His uncle, bidding him farewell in the dawn, had taken his elbow and said with unaccustomed strength of feeling, ‘You’re a good lad, Gilbert, and I want to see you right.’
‘I know that, sir,’ he had answered, startled.
‘Aye.’ There was a pause, then the Official said abruptly, ‘There’s more roads than one leads to Edinburgh, or Rome for that matter. Are you content with the road we’ve planned for you? The law and Holy Kirk?’
‘How should I not be, sir? It’s a secure future.’
His uncle studied him carefully.
‘You’ve not answered my question,’ he said, then raised a hand as Gil opened his mouth to speak. ‘No. Dinna forswear, Gilbert. I want you to think about it while you’re away. When you come back, you can give me the answer, and I want the truth.’ He fixed his nephew with an eye as grey as St Columba’s. ‘You were aye a poor liar. Like your father.’

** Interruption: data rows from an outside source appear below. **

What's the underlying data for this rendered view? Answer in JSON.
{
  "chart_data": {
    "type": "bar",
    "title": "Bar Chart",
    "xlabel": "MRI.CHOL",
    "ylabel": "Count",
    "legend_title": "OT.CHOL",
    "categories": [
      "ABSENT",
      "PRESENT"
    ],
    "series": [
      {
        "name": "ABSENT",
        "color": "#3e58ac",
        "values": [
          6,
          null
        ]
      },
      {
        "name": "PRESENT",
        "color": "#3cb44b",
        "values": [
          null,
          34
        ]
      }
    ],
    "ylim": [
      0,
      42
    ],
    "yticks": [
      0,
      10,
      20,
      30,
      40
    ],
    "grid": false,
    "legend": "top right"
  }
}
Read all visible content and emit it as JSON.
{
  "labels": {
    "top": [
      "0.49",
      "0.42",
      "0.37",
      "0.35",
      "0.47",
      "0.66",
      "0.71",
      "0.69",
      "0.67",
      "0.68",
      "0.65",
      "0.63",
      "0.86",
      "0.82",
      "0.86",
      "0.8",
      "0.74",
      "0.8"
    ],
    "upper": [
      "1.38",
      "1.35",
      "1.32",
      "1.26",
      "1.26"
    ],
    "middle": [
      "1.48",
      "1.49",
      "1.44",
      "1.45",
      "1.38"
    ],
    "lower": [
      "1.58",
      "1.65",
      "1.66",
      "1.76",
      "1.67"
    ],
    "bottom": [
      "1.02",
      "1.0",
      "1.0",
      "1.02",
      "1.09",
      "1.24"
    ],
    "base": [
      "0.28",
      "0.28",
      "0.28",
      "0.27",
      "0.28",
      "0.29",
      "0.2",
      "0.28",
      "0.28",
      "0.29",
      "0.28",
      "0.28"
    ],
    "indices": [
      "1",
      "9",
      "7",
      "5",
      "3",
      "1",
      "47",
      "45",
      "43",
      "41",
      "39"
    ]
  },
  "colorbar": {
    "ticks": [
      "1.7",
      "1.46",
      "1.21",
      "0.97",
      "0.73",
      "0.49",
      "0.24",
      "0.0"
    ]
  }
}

‘Yes, sir,’ said Gil helplessly, and knelt for the blessing. So now, attempting to put in order the things he needed to ask about in Rothesay, he kept finding his thoughts sliding back to his uncle’s words. Was he happy with the road before him, whether it led to Edinburgh or Rome? If he turned back from that road, what other way through life was there? Bess Stewart had turned aside from the road before her, to snatch at happiness with the harper, and look where it got her. And why did the old man pick just now, of all times, to ask a question like that?